22 December 2016•Update: 22 December 2016
By Aylin Sirikli and Ferdi Turkten
ANKARA
Turkey’s Supreme Court on Thursday approved a local court's decision to jail two police officers for over 10 years for the death of a protester during the Gezi Park demonstrations of June 2013.
A court in the central Anatolian province of Kayseri handed down the prison sentences to officers Mevlut Saldogan and Yalcin Akbulut for killing Ali Ismail Korkmaz, a 19-year-old university student, in the central Turkish city of Eskisehir.
Korkmaz died in intensive care after being severely beaten during the protests.
The duo had appealed the initial decision but the 1st Penal Chamber of the Supreme Court of Appeals agreed with the Kayseri court and approved the jail term for both men.
Previously, the Supreme Court rejected the same appeal for procedural errors and the Kayseri 3rd High Criminal court resent the dossier after omitting the mistakes.
Saldogan was sentenced on charges of “willfully causing serious injury and death” while Akbulut was sentenced for “causing death”.

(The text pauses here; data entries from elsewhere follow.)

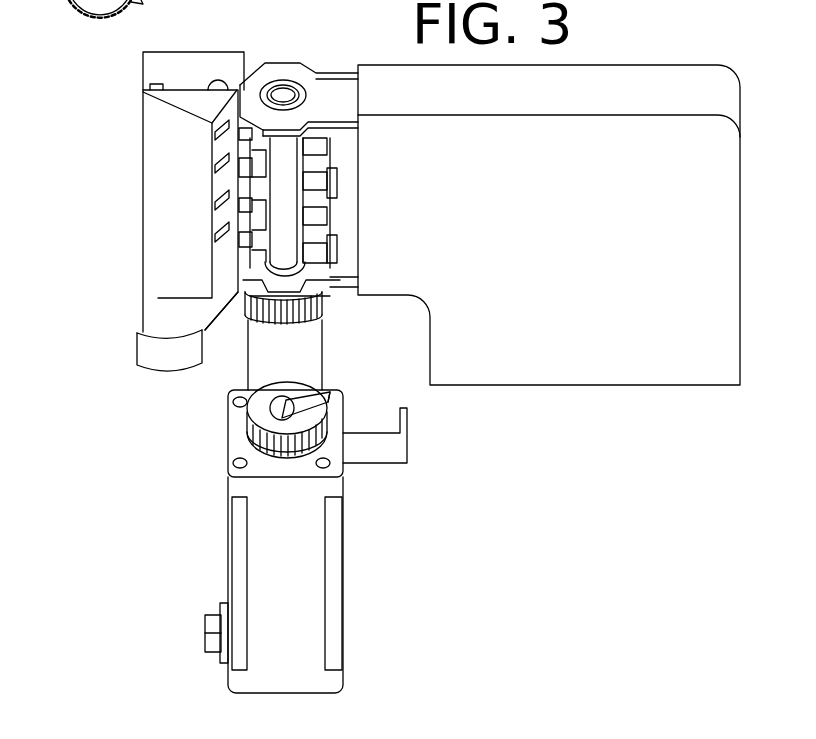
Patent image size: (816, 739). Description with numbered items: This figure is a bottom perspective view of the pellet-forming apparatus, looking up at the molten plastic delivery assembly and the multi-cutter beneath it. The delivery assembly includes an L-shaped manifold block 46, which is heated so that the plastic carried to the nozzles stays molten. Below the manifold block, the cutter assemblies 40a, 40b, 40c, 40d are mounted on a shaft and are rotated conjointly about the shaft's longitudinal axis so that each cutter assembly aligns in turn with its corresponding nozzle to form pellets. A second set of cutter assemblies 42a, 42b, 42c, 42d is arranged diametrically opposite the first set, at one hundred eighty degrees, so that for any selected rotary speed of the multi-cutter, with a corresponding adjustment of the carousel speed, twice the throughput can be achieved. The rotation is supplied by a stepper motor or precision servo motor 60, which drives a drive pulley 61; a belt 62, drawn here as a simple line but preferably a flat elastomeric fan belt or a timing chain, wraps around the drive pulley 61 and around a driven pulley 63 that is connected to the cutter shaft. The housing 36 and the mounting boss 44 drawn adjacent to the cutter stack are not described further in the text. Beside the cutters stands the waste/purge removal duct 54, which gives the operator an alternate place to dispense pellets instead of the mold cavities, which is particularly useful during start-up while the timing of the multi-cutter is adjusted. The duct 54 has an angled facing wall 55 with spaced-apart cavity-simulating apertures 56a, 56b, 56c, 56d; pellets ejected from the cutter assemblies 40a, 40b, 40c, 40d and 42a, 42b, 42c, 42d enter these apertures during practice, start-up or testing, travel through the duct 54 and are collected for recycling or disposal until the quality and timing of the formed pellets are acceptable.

The slider cartridge 36 is at (350, 226).
The cutter assembly 40a is at (322, 240).
The cutter assembly 40b is at (320, 204).
The cutter assembly 40c is at (318, 164).
The cutter assembly 40d is at (316, 130).
The cutter assembly 42a is at (238, 240).
The cutter assembly 42b is at (238, 206).
The cutter assembly 42c is at (238, 168).
The cutter assembly 42d is at (238, 136).
The mounting boss 44 is at (328, 88).
The L-shaped manifold block 46 is at (613, 249).
The waste/purge removal duct 54 is at (130, 318).
The angled facing wall 55 is at (220, 272).
The cavity-simulating aperture 56a is at (221, 236).
The cavity-simulating aperture 56b is at (221, 203).
The cavity-simulating aperture 56c is at (221, 166).
The cavity-simulating aperture 56d is at (221, 134).
The stepper motor or precision servo motor 60 is at (307, 628).
The drive pulley 61 is at (275, 450).
The belt 62 is at (250, 395).
The driven pulley 63 is at (264, 323).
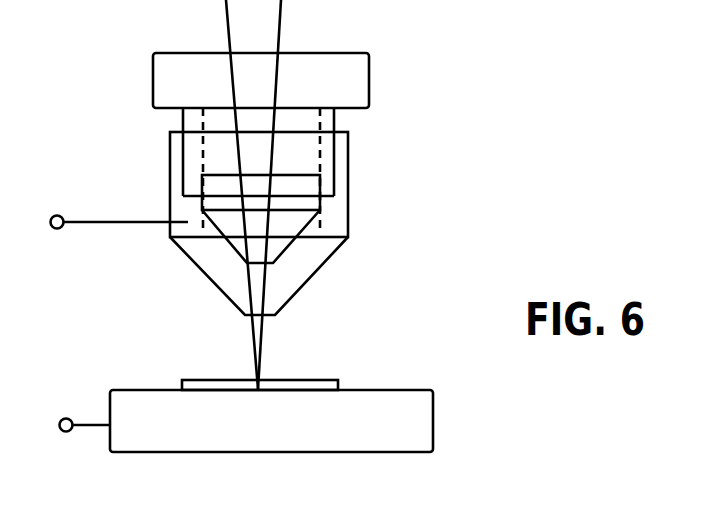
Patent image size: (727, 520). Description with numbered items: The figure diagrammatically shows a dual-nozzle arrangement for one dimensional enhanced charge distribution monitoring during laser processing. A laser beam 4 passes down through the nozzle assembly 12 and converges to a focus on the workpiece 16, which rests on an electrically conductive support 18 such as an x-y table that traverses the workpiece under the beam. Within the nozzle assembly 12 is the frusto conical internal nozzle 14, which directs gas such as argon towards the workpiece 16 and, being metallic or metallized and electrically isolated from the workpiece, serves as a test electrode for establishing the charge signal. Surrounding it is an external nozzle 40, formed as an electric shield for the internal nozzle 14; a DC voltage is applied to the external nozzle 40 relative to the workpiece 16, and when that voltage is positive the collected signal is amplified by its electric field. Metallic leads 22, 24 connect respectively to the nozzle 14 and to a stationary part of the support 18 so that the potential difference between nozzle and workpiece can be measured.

The laser beam 4 is at (245, 33).
The nozzle assembly 12 is at (336, 114).
The nozzle 14 is at (300, 233).
The external nozzle 40 is at (305, 283).
The workpiece 16 is at (338, 381).
The support 18 is at (433, 427).
The metallic lead 22 is at (105, 223).
The metallic lead 24 is at (90, 427).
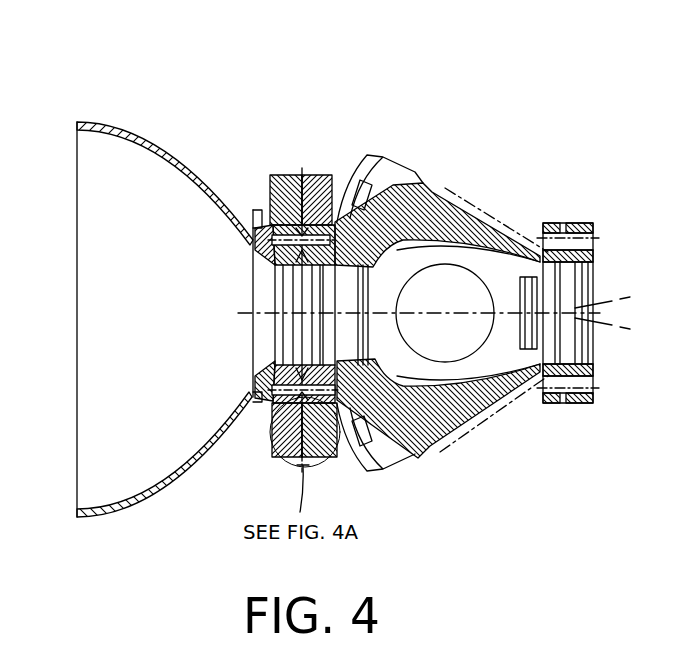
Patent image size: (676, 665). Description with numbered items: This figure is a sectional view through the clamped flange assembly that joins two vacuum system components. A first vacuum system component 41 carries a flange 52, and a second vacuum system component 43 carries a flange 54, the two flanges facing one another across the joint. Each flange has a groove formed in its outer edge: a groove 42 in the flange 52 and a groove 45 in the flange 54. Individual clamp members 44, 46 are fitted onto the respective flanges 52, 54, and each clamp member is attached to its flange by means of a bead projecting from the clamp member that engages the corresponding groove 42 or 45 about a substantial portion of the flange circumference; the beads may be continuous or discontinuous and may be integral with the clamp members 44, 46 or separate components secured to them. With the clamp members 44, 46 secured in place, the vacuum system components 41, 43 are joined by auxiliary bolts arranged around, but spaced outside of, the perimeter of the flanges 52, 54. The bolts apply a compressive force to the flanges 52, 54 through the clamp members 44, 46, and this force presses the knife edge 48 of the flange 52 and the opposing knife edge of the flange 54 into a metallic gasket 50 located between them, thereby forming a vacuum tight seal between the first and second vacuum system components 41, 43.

The vacuum system component 41 is at (96, 90).
The groove 42 is at (273, 425).
The vacuum system component 43 is at (512, 162).
The clamp member 44 is at (278, 177).
The groove 45 is at (342, 453).
The clamp member 46 is at (318, 163).
The knife edge 48 is at (283, 346).
The metallic gasket 50 is at (283, 283).
The flange 52 is at (255, 212).
The flange 54 is at (340, 178).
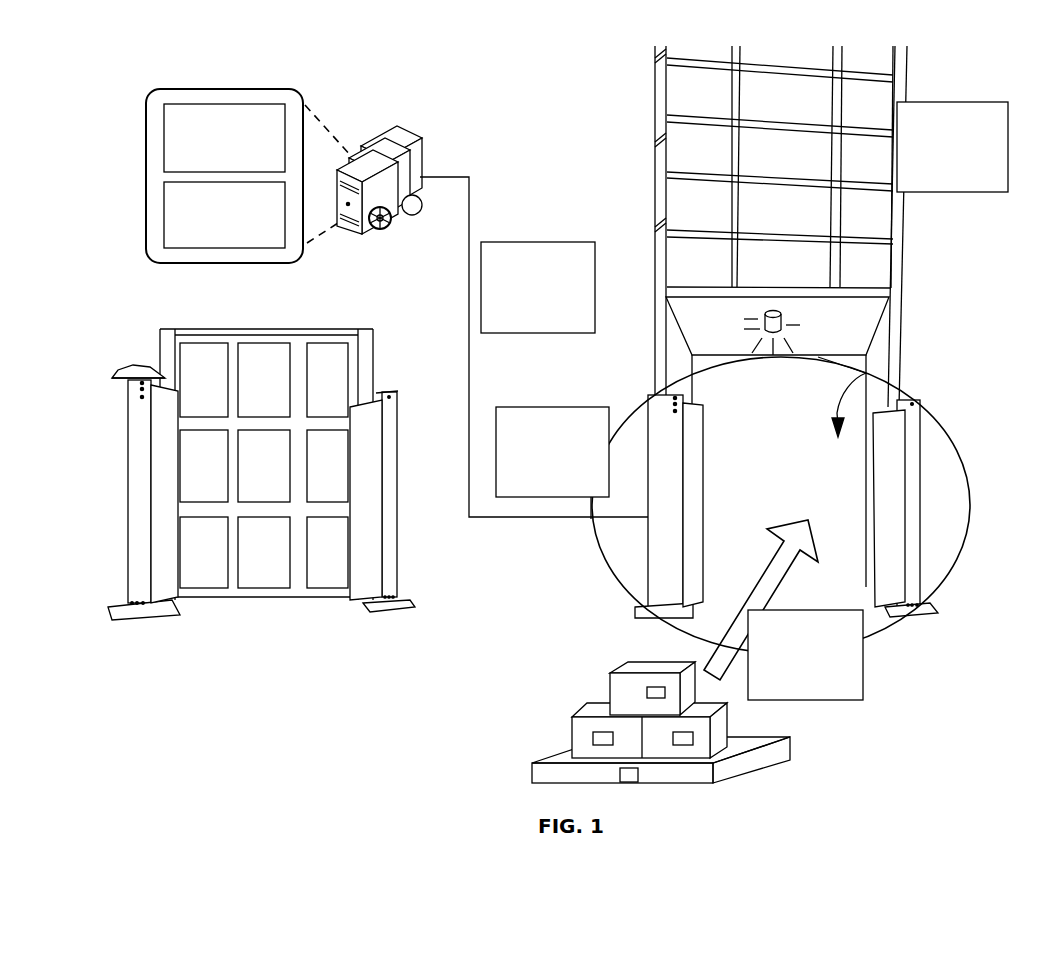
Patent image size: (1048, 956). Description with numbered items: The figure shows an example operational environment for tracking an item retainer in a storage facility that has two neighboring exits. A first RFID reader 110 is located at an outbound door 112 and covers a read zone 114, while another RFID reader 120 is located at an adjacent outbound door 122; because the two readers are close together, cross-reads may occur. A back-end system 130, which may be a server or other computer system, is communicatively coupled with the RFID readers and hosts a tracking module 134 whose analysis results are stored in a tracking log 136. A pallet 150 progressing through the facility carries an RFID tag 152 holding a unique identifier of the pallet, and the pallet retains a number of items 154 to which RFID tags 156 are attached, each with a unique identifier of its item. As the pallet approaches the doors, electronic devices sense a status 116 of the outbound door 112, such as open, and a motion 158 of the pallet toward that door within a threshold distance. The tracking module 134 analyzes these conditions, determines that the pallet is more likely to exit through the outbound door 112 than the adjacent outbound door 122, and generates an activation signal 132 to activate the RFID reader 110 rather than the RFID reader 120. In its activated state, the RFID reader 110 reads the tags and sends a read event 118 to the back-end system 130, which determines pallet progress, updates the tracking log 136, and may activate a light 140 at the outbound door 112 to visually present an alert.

The first RFID reader 110 is at (930, 606).
The outbound door 112 is at (866, 373).
The read zone 114 is at (958, 463).
The status 116 is at (831, 316).
The read event 118 is at (552, 463).
The RFID reader 120 is at (142, 600).
The adjacent outbound door 122 is at (264, 550).
The back-end system 130 is at (433, 160).
The activation signal 132 is at (534, 347).
The tracking module 134 is at (224, 138).
The tracking log 136 is at (224, 215).
The light 140 is at (797, 318).
The pallet 150 is at (738, 763).
The RFID tag 152 is at (620, 782).
The items 154 is at (626, 687).
The RFID tags 156 is at (655, 686).
The motion 158 is at (783, 610).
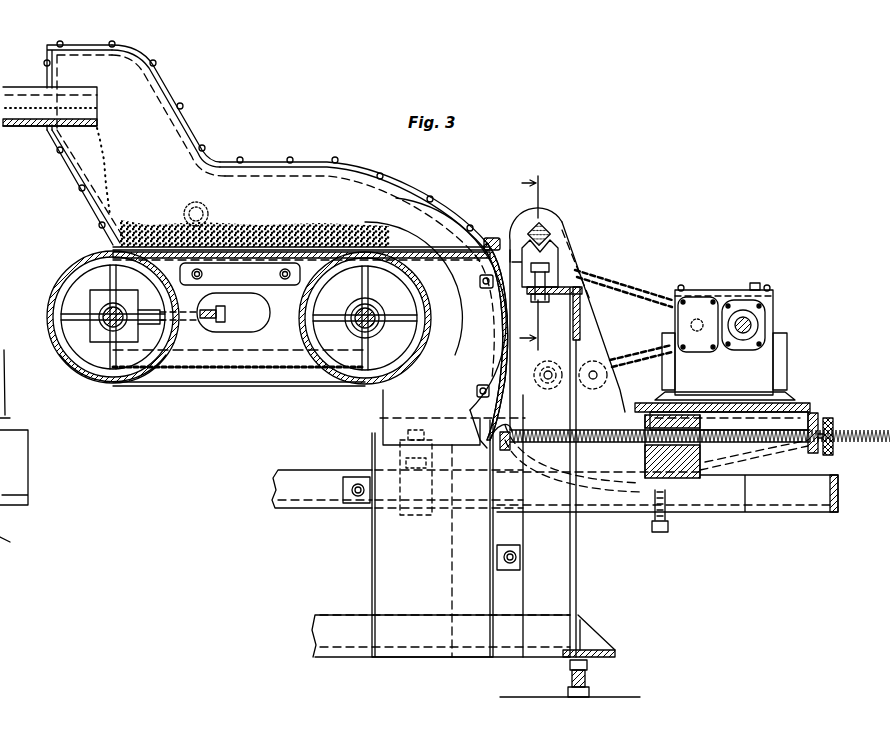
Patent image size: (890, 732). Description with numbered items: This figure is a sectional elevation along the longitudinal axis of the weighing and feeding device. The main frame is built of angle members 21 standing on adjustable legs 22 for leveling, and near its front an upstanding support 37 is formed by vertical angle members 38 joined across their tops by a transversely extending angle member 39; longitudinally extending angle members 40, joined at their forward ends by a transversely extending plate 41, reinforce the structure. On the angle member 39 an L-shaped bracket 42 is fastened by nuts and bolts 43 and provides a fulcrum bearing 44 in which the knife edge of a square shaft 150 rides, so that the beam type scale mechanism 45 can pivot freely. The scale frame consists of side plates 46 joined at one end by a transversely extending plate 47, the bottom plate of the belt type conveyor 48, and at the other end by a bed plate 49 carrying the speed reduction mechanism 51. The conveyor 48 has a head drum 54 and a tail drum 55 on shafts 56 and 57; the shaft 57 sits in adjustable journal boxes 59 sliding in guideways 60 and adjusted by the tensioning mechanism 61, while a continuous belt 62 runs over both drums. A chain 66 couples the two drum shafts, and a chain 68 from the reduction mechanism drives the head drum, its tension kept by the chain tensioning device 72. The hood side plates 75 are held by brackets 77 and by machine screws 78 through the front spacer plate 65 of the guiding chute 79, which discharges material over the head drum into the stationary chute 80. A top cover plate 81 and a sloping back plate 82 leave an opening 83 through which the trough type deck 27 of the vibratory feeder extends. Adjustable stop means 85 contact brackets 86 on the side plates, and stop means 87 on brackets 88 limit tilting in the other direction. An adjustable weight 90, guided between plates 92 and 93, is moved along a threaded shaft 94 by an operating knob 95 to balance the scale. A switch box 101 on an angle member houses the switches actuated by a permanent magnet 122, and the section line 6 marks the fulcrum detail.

Two other suspects, policemen Huseyin Engin and Saban Gokpinar, were acquitted of the charges.
In summer 2013, relatively small demonstrations in Istanbul’s Gezi Park grew into a nationwide wave of protests against the government that eventually left eight demonstrators and a police officer dead.
The protests erupted after the government moved to replace part of a leafy park at the heart of Istanbul with a mall. A redevelopment plan for the construction of an Ottoman-era barracks in Gezi Park became the focus of demonstrations that saw protesters clash with police in more than a dozen cities, causing damage to public and private property, according to the Turkish Health Ministry.
The government later labeled the demonstrations an attempt to overthrow the state by members of Fetullah Gulen’s “parallel state” in the police and court system.
Turkey accuses the Fetullah Terrorist Organization (FETO) – led by U.S. based Fetullah Gulen – of a long-running campaign to overthrow the state through the infiltration of Turkish institutions, particularly the military, police and judiciary.
On July 15, a coup attempt in Turkey blamed on FETO left 248 people martyred and nearly 2,200 injured.